TLDR
- Amplify launched STBQ and TKNQ ETFs focused on stablecoin and tokenization infrastructure.
- Both ETFs began trading on the NYSE Arca exchange this week.
- Stablecoin ETF includes exposure to Visa, PayPal, Circle, and crypto ETFs.
- Tokenization ETF tracks firms like BlackRock, JPMorgan, Citigroup, and Nasdaq.
Amplify has launched two new exchange-traded funds focused on stablecoins and tokenization. The products began trading on NYSE Arca and track companies building core digital finance infrastructure. The move follows strong interest in blockchain-based payments and tokenized assets. Regulators have also provided clearer rules in key markets. Together, these factors have encouraged asset managers to expand ETF offerings tied to crypto-linked business models.
New ETFs begin trading on NYSE Arca
Digital asset manager Amplify confirmed that two ETFs are now live for trading. The funds are the Amplify Stablecoin Technology ETF and the Amplify Tokenization Technology ETF. Their tickers are STBQ and TKNQ.

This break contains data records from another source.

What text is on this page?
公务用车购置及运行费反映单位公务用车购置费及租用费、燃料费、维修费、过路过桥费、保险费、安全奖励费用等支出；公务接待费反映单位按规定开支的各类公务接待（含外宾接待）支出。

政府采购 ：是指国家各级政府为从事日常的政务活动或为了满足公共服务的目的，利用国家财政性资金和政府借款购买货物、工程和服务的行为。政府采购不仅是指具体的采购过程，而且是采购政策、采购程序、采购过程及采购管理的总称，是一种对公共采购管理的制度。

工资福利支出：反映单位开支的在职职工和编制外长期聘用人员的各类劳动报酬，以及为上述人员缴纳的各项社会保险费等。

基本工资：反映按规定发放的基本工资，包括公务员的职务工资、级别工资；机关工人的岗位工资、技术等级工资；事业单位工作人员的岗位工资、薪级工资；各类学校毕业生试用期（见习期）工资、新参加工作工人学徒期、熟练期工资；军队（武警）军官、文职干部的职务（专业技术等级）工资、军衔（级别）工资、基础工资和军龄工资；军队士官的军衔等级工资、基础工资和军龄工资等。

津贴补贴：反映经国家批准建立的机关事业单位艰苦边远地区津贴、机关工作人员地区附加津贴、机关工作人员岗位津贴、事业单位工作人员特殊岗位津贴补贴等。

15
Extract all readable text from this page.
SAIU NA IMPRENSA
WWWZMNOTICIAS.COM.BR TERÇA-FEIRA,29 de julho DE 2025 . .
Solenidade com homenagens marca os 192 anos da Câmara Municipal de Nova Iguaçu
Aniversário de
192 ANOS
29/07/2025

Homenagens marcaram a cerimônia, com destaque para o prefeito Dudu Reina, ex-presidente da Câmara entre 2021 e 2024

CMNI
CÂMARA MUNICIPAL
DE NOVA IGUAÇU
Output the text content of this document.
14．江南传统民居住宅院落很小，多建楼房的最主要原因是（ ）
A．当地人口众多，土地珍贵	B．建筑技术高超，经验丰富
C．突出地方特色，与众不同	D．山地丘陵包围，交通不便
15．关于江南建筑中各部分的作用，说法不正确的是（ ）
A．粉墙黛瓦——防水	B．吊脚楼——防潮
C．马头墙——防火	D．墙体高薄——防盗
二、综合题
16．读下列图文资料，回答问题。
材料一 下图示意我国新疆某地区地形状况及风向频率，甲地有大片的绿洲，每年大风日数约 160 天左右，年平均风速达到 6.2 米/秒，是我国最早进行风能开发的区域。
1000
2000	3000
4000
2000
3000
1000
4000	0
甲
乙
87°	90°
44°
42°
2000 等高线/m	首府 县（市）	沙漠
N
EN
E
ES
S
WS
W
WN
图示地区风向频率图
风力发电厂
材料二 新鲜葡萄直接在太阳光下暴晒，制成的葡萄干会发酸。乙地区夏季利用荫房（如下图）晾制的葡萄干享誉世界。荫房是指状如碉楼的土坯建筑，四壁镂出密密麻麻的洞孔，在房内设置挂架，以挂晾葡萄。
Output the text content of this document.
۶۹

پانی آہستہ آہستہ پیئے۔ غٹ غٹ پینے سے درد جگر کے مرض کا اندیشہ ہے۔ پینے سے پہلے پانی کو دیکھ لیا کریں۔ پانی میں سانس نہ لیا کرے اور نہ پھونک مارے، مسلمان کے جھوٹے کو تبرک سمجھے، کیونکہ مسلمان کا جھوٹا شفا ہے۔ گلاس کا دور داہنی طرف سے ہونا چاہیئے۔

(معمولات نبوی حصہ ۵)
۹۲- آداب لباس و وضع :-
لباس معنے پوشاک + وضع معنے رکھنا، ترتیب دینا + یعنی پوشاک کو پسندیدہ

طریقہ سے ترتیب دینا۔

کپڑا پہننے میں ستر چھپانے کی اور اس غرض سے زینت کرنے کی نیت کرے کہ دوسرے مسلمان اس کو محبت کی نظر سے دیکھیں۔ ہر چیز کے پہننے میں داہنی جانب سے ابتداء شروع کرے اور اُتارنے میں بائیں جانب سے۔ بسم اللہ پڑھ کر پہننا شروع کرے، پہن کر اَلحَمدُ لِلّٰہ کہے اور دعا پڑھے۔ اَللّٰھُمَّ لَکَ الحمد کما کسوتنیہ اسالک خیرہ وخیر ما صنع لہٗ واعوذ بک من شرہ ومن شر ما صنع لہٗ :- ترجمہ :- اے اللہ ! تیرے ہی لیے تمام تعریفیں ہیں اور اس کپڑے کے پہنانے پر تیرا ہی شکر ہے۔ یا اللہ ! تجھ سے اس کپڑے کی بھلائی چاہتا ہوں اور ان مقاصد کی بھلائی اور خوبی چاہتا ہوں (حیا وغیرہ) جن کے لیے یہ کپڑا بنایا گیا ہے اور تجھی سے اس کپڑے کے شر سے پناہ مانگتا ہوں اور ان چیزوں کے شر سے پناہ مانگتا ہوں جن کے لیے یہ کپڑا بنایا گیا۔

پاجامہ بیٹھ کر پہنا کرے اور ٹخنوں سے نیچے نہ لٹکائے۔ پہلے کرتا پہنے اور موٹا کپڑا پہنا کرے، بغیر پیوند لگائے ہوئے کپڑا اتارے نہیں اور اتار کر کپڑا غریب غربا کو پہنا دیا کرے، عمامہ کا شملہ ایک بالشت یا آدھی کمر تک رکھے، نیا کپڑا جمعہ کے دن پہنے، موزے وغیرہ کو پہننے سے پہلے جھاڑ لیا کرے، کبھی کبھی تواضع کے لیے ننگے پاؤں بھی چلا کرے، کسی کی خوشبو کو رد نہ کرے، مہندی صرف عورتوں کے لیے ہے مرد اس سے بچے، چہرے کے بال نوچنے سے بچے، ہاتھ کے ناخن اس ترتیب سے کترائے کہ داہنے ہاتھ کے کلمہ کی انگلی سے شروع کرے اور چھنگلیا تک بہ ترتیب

Both ETFs track diversified indexes. These indexes include companies linked to blockchain infrastructure and revenue-generating digital asset activity. The funds blend traditional equities with exposure to crypto-focused firms and related products.
JUST IN: Amplify ETFs ($16.6B AUM) has launched two first-of-their-kind ETFs for the 2026 expansion. 🏦🚀
🔹 Amplify Stablecoin Technology ETF (STBQ): Focuses on Stablecoin Tech (Exposure to XRP, SOL, ETH, LINK).
🔹 Amplify Tokenized Technology ETF (TKNQ): Focuses on… pic.twitter.com/EiSyRG40wq— The Moon Show (@TheMoonShow) December 23, 2025
Amplify said the ETFs focus on businesses supporting stablecoins and tokenized assets. These areas have drawn interest from institutions and regulators. The firm described the launch as part of its broader digital finance strategy.
“These new ETFs expand Amplify’s lineup at a time when the infrastructure behind stablecoins and tokenization is growing,” the company said in a statement.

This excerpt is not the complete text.